One of the successes of the roll-out has been that about 95 per cent of people over the age of 65 have received at least one dose of vaccine. This was a major milestone, given that at least one in 100 older people have died from the virus, a report from The New York Times showed.

As the vaccination programme progressed, there was an exciting “reopening” of sorts in which people felt more comfortable travelling, cities imposed vaccine and testing rules for indoor spaces, and Broadway started up shows again after a historic 18-month shutdown.

Despite these glimmers of hope, the US has had to contend with one of the most vaccine-hesitant populations in the world. The US ranks behind Russia in hesitancy levels among 15 high-income countries, ongoing surveys by Morning Consult show.

Misinformation about vaccines and Covid-19 has spread widely over the course of the year, leading to unnecessary deaths and cementing the stance of some hardliners against vaccination.

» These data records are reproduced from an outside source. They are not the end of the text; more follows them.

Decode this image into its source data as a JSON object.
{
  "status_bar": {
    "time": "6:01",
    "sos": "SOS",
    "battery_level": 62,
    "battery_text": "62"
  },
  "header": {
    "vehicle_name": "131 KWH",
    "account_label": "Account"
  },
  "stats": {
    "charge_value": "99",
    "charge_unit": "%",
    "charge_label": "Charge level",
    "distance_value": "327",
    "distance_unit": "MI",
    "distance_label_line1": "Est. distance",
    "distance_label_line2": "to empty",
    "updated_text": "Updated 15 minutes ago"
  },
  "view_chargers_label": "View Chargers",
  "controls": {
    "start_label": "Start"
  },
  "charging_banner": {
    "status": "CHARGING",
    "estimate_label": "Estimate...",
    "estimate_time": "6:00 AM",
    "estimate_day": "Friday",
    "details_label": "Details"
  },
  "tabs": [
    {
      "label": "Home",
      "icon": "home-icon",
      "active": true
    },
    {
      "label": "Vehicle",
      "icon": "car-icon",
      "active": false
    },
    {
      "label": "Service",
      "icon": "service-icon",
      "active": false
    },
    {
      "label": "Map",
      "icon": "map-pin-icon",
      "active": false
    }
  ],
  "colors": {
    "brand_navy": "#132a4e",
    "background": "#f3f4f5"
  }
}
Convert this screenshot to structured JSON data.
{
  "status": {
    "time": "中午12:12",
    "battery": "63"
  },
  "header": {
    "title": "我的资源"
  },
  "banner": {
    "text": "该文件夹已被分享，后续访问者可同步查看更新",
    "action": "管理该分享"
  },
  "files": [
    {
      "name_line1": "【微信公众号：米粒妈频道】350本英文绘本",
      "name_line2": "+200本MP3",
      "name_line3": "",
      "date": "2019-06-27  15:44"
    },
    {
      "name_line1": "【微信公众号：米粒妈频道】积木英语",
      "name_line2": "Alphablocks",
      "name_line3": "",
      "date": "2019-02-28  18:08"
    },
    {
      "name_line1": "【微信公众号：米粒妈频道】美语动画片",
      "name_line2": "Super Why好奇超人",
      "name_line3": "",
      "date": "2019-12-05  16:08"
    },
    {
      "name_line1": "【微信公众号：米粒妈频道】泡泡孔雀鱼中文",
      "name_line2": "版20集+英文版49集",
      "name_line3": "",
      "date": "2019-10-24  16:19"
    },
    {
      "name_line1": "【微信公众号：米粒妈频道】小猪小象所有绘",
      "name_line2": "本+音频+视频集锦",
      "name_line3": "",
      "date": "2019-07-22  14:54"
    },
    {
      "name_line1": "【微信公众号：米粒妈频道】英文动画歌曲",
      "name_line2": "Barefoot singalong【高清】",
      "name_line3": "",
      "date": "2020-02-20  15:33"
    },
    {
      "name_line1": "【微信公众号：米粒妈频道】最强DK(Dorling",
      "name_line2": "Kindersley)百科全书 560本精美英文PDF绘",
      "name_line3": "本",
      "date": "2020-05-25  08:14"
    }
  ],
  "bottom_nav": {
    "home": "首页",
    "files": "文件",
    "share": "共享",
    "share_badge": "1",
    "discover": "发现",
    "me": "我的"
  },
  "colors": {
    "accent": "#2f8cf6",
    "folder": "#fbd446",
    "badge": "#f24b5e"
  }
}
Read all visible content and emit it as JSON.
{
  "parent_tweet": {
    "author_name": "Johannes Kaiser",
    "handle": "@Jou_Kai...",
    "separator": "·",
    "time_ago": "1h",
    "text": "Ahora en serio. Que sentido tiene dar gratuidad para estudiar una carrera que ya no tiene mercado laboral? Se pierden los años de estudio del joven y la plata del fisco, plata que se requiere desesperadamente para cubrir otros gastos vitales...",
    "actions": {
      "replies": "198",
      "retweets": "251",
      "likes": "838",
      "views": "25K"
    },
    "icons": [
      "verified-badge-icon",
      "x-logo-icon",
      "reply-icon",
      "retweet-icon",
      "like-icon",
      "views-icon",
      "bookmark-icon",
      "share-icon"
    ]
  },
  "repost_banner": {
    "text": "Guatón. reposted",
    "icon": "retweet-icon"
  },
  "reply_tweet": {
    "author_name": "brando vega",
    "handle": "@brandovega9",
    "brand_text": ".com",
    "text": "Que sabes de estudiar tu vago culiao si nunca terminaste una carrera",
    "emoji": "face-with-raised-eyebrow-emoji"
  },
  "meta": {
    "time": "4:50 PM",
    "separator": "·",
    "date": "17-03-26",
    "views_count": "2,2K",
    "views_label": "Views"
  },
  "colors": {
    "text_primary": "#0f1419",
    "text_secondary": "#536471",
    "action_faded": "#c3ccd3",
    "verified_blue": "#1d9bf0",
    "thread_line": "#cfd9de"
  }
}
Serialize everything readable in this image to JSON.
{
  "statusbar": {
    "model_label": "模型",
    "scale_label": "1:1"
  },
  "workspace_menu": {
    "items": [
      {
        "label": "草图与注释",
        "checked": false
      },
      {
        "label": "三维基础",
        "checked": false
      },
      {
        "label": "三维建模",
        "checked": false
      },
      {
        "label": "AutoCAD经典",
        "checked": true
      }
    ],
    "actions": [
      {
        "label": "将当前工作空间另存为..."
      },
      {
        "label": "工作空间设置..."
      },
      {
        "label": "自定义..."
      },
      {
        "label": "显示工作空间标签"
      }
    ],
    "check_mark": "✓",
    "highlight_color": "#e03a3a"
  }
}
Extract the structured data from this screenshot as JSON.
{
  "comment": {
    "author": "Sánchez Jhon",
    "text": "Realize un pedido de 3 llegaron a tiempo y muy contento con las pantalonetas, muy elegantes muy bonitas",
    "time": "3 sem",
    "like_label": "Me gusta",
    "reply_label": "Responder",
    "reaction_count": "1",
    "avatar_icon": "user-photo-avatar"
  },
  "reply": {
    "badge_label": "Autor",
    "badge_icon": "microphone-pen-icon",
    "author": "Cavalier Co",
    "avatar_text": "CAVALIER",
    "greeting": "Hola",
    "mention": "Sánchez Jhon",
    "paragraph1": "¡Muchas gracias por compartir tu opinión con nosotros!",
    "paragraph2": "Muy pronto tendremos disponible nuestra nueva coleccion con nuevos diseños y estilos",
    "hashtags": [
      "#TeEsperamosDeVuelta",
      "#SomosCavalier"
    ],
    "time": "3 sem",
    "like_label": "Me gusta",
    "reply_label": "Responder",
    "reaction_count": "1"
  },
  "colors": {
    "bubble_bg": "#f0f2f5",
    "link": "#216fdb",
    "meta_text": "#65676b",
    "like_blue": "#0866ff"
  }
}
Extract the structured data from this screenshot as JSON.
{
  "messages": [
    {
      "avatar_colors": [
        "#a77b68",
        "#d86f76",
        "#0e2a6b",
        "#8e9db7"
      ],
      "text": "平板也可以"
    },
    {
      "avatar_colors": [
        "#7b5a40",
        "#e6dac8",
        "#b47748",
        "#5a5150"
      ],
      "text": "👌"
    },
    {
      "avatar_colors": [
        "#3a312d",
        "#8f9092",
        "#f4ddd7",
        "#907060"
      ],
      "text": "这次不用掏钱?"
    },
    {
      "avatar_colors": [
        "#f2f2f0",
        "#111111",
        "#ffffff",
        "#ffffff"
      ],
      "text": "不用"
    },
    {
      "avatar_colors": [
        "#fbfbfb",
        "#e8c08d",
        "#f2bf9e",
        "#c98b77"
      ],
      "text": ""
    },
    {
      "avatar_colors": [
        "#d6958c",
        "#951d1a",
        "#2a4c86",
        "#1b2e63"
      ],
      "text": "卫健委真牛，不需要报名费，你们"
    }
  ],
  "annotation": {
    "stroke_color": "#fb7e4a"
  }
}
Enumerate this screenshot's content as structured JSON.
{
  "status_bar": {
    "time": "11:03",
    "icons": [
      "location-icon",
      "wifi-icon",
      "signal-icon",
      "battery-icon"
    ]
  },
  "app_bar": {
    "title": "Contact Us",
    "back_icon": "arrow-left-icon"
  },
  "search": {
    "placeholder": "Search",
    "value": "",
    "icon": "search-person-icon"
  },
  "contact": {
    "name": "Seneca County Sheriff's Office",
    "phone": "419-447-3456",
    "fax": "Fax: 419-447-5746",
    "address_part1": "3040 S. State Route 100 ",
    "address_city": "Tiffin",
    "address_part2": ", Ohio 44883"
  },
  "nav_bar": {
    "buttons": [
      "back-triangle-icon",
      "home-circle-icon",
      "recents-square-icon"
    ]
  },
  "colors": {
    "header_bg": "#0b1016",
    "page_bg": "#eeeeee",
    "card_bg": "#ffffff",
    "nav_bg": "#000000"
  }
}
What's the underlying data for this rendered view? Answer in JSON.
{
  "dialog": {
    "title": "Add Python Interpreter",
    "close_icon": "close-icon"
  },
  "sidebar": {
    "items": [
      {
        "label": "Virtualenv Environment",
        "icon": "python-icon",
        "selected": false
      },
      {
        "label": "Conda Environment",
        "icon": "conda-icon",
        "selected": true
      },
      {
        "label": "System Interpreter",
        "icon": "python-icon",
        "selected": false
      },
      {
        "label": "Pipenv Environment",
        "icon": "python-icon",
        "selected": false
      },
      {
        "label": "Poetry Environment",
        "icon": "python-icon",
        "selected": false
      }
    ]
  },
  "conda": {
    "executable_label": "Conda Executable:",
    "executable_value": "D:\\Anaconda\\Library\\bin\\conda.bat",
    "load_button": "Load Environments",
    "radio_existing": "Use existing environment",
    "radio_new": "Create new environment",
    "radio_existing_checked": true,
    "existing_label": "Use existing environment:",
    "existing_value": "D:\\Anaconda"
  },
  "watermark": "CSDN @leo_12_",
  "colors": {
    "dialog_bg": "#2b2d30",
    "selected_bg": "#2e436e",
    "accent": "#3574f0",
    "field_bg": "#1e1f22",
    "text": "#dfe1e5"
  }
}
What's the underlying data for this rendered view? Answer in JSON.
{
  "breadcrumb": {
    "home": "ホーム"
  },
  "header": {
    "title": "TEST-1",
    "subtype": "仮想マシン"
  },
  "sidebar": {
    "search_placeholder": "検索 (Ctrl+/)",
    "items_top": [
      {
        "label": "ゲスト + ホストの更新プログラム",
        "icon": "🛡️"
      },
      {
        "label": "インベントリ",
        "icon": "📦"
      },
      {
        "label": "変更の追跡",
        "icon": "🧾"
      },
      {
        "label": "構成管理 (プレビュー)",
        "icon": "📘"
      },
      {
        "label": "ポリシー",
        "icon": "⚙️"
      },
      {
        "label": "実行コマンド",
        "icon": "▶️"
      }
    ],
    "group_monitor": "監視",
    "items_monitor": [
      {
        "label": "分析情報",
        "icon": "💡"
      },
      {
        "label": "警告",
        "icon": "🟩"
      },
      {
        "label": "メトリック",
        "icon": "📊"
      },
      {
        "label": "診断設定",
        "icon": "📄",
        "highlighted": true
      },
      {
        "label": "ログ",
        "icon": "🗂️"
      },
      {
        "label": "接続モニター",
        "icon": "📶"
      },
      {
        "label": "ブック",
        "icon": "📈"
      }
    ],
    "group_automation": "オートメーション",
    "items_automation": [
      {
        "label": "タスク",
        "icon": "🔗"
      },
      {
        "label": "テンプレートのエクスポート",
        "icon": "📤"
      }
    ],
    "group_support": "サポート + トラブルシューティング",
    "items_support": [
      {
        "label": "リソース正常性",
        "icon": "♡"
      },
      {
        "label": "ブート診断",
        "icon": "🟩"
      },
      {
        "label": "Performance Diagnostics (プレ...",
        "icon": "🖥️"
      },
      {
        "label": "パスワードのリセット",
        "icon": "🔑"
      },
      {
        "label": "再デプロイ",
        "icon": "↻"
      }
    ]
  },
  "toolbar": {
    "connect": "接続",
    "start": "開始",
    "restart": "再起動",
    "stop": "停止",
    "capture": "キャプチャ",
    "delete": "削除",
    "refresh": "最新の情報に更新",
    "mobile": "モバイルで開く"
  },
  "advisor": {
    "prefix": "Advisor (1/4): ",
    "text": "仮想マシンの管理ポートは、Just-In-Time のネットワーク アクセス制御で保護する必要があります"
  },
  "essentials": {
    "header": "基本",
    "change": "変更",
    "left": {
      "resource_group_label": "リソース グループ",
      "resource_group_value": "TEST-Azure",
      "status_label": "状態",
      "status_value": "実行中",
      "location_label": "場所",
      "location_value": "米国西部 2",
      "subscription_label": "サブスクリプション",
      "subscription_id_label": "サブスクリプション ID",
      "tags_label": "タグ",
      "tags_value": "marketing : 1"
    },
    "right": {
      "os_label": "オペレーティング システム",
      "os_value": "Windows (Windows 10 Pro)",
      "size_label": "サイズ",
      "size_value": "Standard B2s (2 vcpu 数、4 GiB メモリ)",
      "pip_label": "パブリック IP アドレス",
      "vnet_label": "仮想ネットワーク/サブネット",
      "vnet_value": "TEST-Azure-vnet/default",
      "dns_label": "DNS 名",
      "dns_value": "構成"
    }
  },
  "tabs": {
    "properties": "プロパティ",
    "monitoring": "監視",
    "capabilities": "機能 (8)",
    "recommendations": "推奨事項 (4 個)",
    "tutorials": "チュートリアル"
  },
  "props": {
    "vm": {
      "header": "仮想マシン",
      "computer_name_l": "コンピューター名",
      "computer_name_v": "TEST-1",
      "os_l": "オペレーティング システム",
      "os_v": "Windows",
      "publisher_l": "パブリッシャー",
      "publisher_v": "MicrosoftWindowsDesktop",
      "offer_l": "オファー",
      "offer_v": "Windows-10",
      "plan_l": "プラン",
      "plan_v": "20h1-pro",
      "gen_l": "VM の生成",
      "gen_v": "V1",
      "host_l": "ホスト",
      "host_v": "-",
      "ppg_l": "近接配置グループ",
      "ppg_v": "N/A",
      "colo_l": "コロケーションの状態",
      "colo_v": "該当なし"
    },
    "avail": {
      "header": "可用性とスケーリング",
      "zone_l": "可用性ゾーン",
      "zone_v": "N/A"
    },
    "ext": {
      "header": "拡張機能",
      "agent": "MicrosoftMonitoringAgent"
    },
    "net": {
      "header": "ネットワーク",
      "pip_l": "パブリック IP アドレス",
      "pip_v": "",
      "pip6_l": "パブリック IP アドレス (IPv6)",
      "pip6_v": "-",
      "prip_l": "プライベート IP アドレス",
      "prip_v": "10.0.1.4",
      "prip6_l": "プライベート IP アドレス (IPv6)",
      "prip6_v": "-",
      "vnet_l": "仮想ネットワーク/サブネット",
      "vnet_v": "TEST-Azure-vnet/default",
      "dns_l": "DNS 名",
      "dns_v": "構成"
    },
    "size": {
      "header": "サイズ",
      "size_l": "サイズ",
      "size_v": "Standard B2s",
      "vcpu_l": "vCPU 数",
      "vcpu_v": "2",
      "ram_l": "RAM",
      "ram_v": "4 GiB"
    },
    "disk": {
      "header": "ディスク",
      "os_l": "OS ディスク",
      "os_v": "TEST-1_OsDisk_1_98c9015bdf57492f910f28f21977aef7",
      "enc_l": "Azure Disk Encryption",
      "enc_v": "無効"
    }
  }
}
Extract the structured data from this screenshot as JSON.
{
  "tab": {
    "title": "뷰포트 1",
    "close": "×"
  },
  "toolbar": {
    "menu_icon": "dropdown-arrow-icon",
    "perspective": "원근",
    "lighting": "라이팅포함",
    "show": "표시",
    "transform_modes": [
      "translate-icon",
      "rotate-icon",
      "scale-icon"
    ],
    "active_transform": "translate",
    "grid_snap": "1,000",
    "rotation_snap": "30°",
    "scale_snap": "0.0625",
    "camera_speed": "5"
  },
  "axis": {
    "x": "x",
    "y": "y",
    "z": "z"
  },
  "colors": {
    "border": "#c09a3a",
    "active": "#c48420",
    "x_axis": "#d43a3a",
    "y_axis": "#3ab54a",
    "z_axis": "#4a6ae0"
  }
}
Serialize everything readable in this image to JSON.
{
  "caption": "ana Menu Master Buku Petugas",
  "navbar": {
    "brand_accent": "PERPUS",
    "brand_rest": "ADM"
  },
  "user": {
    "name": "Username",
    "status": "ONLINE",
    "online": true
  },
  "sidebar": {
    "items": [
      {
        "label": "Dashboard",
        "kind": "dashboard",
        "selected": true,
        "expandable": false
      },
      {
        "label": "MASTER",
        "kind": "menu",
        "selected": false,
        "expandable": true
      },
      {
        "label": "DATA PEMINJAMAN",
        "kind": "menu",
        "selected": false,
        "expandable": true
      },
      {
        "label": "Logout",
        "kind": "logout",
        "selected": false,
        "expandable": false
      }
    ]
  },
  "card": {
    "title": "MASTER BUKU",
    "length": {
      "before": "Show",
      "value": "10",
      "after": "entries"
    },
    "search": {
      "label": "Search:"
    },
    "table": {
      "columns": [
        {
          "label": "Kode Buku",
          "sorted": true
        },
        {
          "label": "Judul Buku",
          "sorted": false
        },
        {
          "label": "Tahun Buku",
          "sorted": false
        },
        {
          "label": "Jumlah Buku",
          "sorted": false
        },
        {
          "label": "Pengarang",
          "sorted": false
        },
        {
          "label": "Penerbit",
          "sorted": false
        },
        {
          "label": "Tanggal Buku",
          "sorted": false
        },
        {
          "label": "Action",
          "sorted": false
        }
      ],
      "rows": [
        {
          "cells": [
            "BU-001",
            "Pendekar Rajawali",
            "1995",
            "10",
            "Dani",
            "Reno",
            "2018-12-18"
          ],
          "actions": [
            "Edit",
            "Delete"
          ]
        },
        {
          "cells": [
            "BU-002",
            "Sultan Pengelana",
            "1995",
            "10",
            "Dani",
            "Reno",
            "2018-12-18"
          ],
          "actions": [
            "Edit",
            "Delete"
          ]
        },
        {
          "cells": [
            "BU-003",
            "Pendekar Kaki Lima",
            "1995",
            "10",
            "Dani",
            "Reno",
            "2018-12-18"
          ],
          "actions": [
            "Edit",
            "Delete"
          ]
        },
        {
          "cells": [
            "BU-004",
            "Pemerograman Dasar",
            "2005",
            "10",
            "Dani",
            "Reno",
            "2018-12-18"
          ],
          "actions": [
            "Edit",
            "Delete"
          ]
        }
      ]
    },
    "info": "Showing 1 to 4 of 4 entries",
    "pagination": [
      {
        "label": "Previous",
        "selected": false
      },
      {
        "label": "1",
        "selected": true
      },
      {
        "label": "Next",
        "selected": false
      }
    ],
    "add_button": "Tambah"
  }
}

“They’re killing people,” Mr Biden said about anti-vaccination posts on Facebook. “The only pandemic we have is among the unvaccinated. And they’re killing people.”

Most adults have been eligible for vaccination since March but 15 per cent of the population over the age of 18 has yet to be vaccinated.

In addition to low vaccination rates, partisan politics have led to violent protests against coronavirus mitigation measures like mask mandates in schools as well as higher death rates in Republican-majority states.

Counties that largely voted for former president Donald Trump in the 2020 presidential elections reported up to three times as many deaths as those counties that mostly voted for Mr Biden during the autumn wave driven by the Delta variant, data analysis by The Washington Post shows.

In a boost to the vaccination drive, Mr Biden enacted an immunisation requirement for millions of federal employees and contractors as well as private businesses. Several of the mandates, however, are facing legal challenges.

All of these challenges will follow the US into 2022 and may be exacerbated by the rise of the Omicron variant, given overall burnout and some hesitancy amid the need for renewed coronavirus mitigation measures and booster doses.

Despite setbacks at home, the US has dedicated itself to becoming the world's “vaccine arsenal”, pledging the largest global vaccine donation that aims to deliver more than a billion Covid-19 shots to countries in need — though the actual shipping of these vaccines has been moving at a glacial pace.

“We’ve sent 320 million doses now to 110 countries, and that’s more than every other country in the world combined,” Covid Response Team Co-ordinator Jeff Zeints said in a December briefing.

“And as you know, that’s part of an overall commitment of a minimum of 1.2 billion doses donated with no strings attached. And we plan on building on that total across time.”